Sikap Istana: Evaluasi dan Klarifikasi
Menanggapi reaksi publik dan komunitas pers, Sekretariat Presiden melakukan evaluasi internal, termasuk menelaah kembali standar operasional prosedur (SOP) peliputan media di lingkungan Istana. Hasilnya, diputuskan bahwa pencabutan ID tidak akan dilakukan lagi tanpa dasar dan mekanisme yang jelas.
“Kami menyadari bahwa prosedur sebelumnya belum sepenuhnya ideal. Oleh karena itu, kami sedang memperbarui pedoman peliputan dan sistem akreditasi agar lebih adil, transparan, dan akuntabel,” ujar perwakilan Biro Pers Istana.
Pihak Istana juga membuka ruang komunikasi lebih luas dengan organisasi profesi wartawan dan redaksi media untuk menghindari kesalahpahaman serupa di masa mendatang.

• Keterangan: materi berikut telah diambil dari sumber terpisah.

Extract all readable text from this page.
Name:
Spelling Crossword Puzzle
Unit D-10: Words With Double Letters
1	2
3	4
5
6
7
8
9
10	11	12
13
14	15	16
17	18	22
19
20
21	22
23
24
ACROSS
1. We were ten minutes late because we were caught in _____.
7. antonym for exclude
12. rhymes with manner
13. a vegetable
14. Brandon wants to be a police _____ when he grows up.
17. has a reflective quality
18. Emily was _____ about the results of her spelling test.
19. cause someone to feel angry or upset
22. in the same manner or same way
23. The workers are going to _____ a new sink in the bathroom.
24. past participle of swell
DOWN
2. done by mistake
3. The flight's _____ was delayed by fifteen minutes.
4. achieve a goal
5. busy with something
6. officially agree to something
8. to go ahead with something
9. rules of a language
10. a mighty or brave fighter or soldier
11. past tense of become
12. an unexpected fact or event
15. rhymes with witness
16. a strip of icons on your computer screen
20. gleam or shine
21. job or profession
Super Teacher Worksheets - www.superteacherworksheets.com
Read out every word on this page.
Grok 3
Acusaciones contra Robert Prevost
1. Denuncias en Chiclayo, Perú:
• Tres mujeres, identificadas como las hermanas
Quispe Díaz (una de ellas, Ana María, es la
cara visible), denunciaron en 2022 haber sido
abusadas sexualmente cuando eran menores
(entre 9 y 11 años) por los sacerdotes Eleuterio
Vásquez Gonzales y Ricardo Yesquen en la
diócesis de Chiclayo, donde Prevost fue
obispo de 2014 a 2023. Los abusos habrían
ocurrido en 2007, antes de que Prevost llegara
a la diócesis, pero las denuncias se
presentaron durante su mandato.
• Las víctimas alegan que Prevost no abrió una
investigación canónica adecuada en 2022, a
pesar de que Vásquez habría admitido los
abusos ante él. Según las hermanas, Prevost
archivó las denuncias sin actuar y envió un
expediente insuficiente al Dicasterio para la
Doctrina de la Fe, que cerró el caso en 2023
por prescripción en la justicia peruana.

Respons dari Wartawan Terdampak
Beberapa wartawan yang sempat kehilangan akses liputan menyambut baik keputusan Istana untuk mengembalikan ID mereka. Dalam wawancara singkat, seorang reporter dari media nasional mengatakan bahwa keputusan tersebut mengembalikan kepercayaan terhadap komitmen pemerintah dalam menjunjung tinggi hak-hak jurnalis.

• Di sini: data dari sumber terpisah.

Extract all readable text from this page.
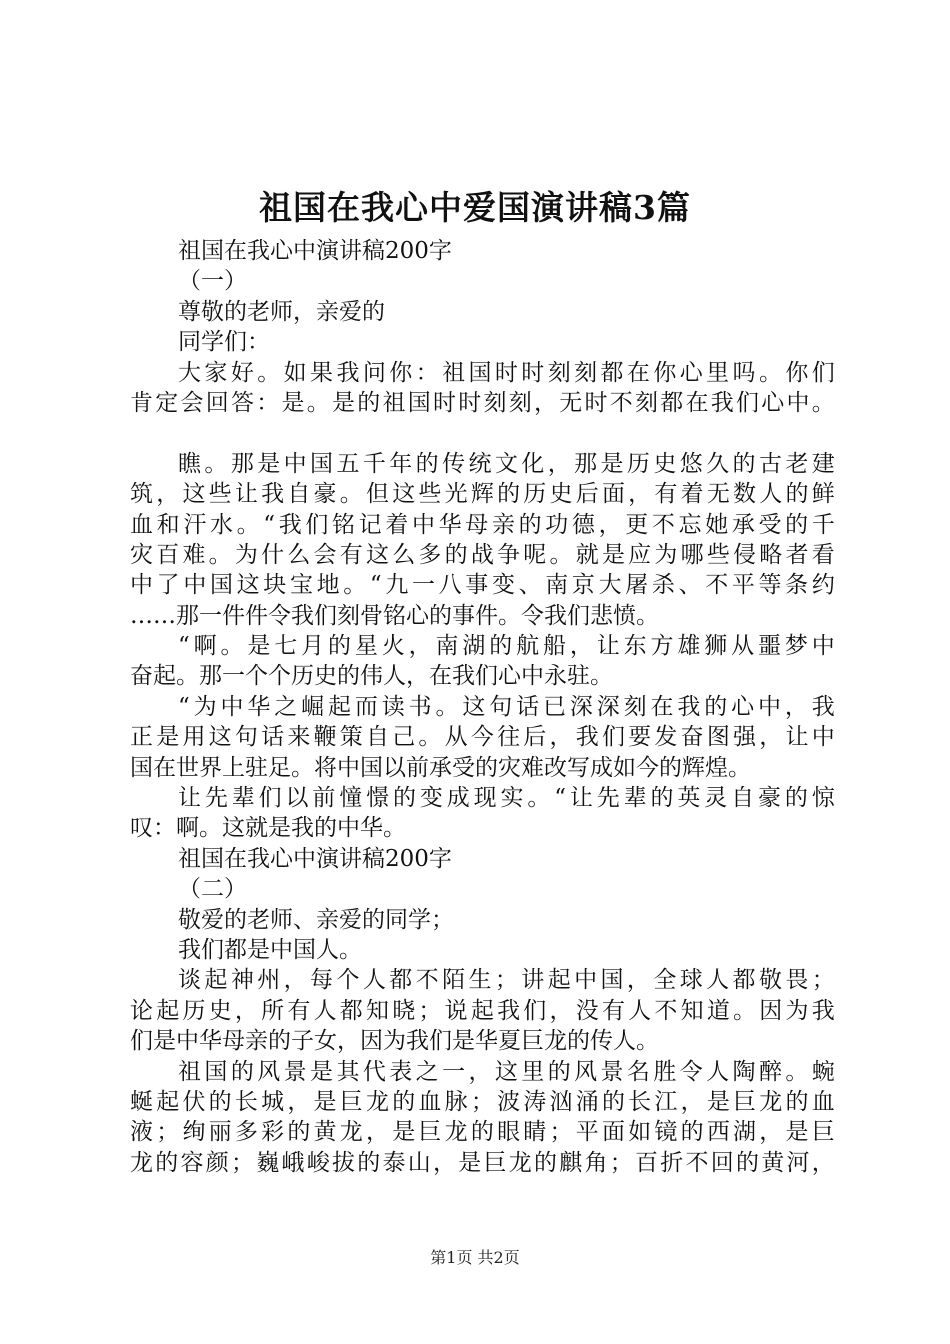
祖国在我心中爱国演讲稿3篇
祖国在我心中演讲稿200字
（一）
尊敬的老师，亲爱的
同学们：
大 家 好 。 如 果 我 问 你 ： 祖 国 时 时 刻 刻 都 在 你 心 里 吗 。 你 们
肯 定 会 回 答 ： 是 。 是 的 祖 国 时 时 刻 刻 ， 无 时 不 刻 都 在 我 们 心 中 。
瞧 。 那 是 中 国 五 千 年 的 传 统 文 化 ， 那 是 历 史 悠 久 的 古 老 建
筑 ， 这 些 让 我 自 豪 。 但 这 些 光 辉 的 历 史 后 面 ， 有 着 无 数 人 的 鲜
血 和 汗 水 。 “ 我 们 铭 记 着 中 华 母 亲 的 功 德 ， 更 不 忘 她 承 受 的 千
灾 百 难 。 为 什 么 会 有 这 么 多 的 战 争 呢 。 就 是 应 为 哪 些 侵 略 者 看
中 了 中 国 这 块 宝 地 。 “ 九 一 八 事 变 、 南 京 大 屠 杀 、 不 平 等 条 约
……那一件件令我们刻骨铭心的事件。令我们悲愤。
“ 啊 。 是 七 月 的 星 火 ， 南 湖 的 航 船 ， 让 东 方 雄 狮 从 噩 梦 中
奋起。那一个个历史的伟人，在我们心中永驻。
“ 为 中 华 之 崛 起 而 读 书 。 这 句 话 已 深 深 刻 在 我 的 心 中 ， 我
正 是 用 这 句 话 来 鞭 策 自 己 。 从 今 往 后 ， 我 们 要 发 奋 图 强 ， 让 中
国在世界上驻足。将中国以前承受的灾难改写成如今的辉煌。
让 先 辈 们 以 前 憧 憬 的 变 成 现 实 。 “ 让 先 辈 的 英 灵 自 豪 的 惊
叹：啊。这就是我的中华。
祖国在我心中演讲稿200字
（二）
敬爱的老师、亲爱的同学；
我们都是中国人。
谈 起 神 州 ， 每 个 人 都 不 陌 生 ； 讲 起 中 国 ， 全 球 人 都 敬 畏 ；
论 起 历 史 ， 所 有 人 都 知 晓 ； 说 起 我 们 ， 没 有 人 不 知 道 。 因 为 我
们是中华母亲的子女，因为我们是华夏巨龙的传人。
祖 国 的 风 景 是 其 代 表 之 一 ， 这 里 的 风 景 名 胜 令 人 陶 醉 。 蜿
蜒 起 伏 的 长 城 ， 是 巨 龙 的 血 脉 ； 波 涛 汹 涌 的 长 江 ， 是 巨 龙 的 血
液 ； 绚 丽 多 彩 的 黄 龙 ， 是 巨 龙 的 眼 睛 ； 平 面 如 镜 的 西 湖 ， 是 巨
龙 的 容 颜 ； 巍 峨 峻 拔 的 泰 山 ， 是 巨 龙 的 麒 角 ； 百 折 不 回 的 黄 河 ，
第1页 共2页
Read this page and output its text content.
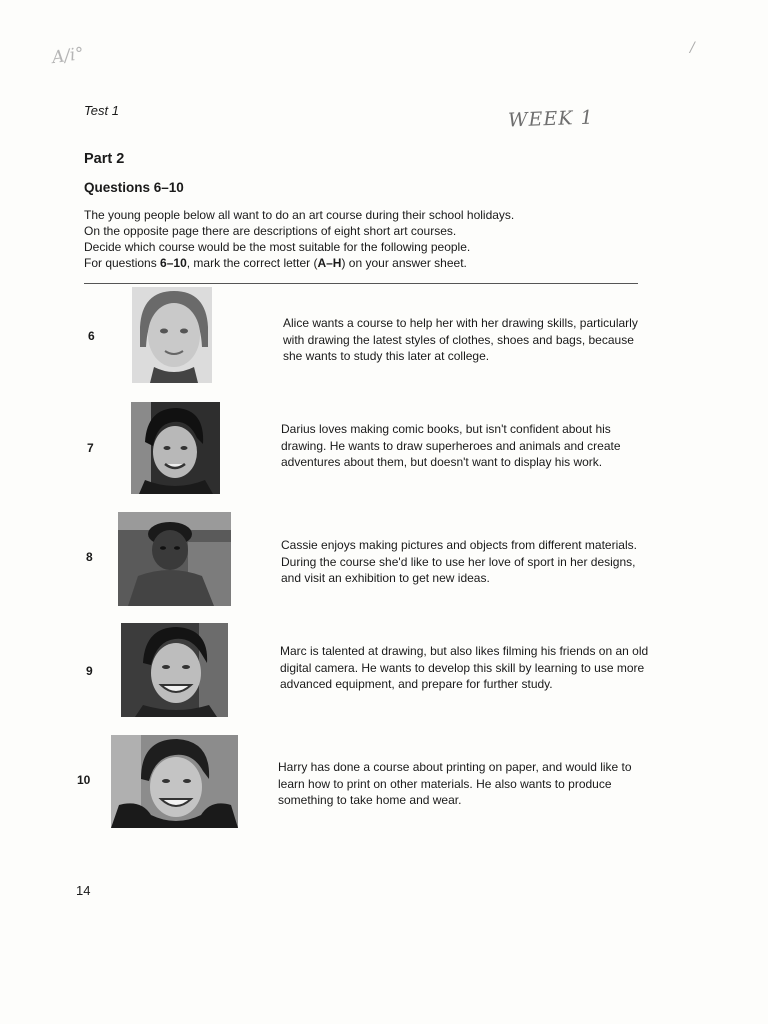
A/i°
WEEK 1
/
Test 1
Part 2
Questions 6–10
The young people below all want to do an art course during their school holidays.
On the opposite page there are descriptions of eight short art courses.
Decide which course would be the most suitable for the following people.
For questions 6–10, mark the correct letter (A–H) on your answer sheet.
6
Alice wants a course to help her with her drawing skills, particularly with drawing the latest styles of clothes, shoes and bags, because she wants to study this later at college.
7
Darius loves making comic books, but isn't confident about his drawing. He wants to draw superheroes and animals and create adventures about them, but doesn't want to display his work.
8
Cassie enjoys making pictures and objects from different materials. During the course she'd like to use her love of sport in her designs, and visit an exhibition to get new ideas.
9
Marc is talented at drawing, but also likes filming his friends on an old digital camera. He wants to develop this skill by learning to use more advanced equipment, and prepare for further study.
10
Harry has done a course about printing on paper, and would like to learn how to print on other materials. He also wants to produce something to take home and wear.
14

“Kami bekerja sesuai etika dan aturan. Kami menghargai proses evaluasi ini dan berharap ke depan, ada jalur komunikasi yang lebih terbuka jika ada hal-hal yang dianggap tidak sesuai oleh pihak protokol atau keamanan,” ujar jurnalis tersebut.
Wartawan lainnya juga menyatakan bahwa insiden ini harus menjadi pelajaran bersama agar hubungan antara pemerintah dan media tetap sehat dan saling menghormati peran masing-masing.
Pandangan Organisasi Profesi dan Dewan Pers
Dewan Pers memandang langkah pengembalian ID ini sebagai sinyal positif dalam memperbaiki hubungan antara pemerintah dan insan pers. Mereka berharap peristiwa ini tidak terulang kembali dan menjadi titik tolak penyusunan pedoman teknis yang lebih baik untuk peliputan di wilayah-wilayah yang tergolong strategis.
Anggota Dewan Pers, Yuniarti Basuki, menilai bahwa persoalan semacam ini bisa dicegah jika komunikasi antara otoritas dan jurnalis dibangun secara reguler. “Kita butuh kejelasan prosedur, bukan keputusan sepihak. Karena kerja jurnalistik dilindungi undang-undang,” ujarnya.
PWI juga menyatakan hal serupa. Mereka menyarankan agar setiap peliputan di lingkungan Istana dibekali dengan briefing teknis dan protokoler yang jelas, sehingga tidak terjadi interpretasi yang berbeda di lapangan antara jurnalis dan petugas keamanan.
Harapan dan Langkah Selanjutnya
Sebagai bagian dari perbaikan ke depan, Sekretariat Presiden menyampaikan bahwa mereka tengah menyusun standar peliputan baru yang akan disosialisasikan kepada seluruh media peliput di Istana. Protokol ini mencakup aturan berpakaian, penggunaan alat perekam, zona akses, hingga mekanisme klarifikasi jika terjadi potensi pelanggaran.
“Kami ingin media tetap dapat bekerja secara bebas, namun tetap dalam koridor yang menghormati sistem keamanan dan aturan protokoler kenegaraan. Ini bukan pembatasan, melainkan harmonisasi kepentingan,” jelas pejabat Istana.
Sementara itu, sejumlah redaksi menyatakan siap mendukung peningkatan profesionalisme wartawan peliput Istana dengan memberikan pembekalan rutin terkait etika peliputan dan protokol resmi.
Kesimpulan
Pengembalian ID liputan wartawan oleh Istana Negara merupakan langkah positif dalam menjaga iklim demokrasi dan kebebasan pers di Indonesia. Meskipun sempat menimbulkan kontroversi, keputusan ini menunjukkan bahwa evaluasi terbuka dan komunikasi antar pihak dapat menghindari konflik berkepanjangan.
Komitmen untuk menyusun standar peliputan yang lebih jelas dan kolaboratif juga menunjukkan bahwa pemerintah bersedia mendengarkan suara media. Ke depan, diharapkan kerja sama yang sehat antara pers dan pemerintah dapat terus dijaga demi kepentingan publik yang lebih luas.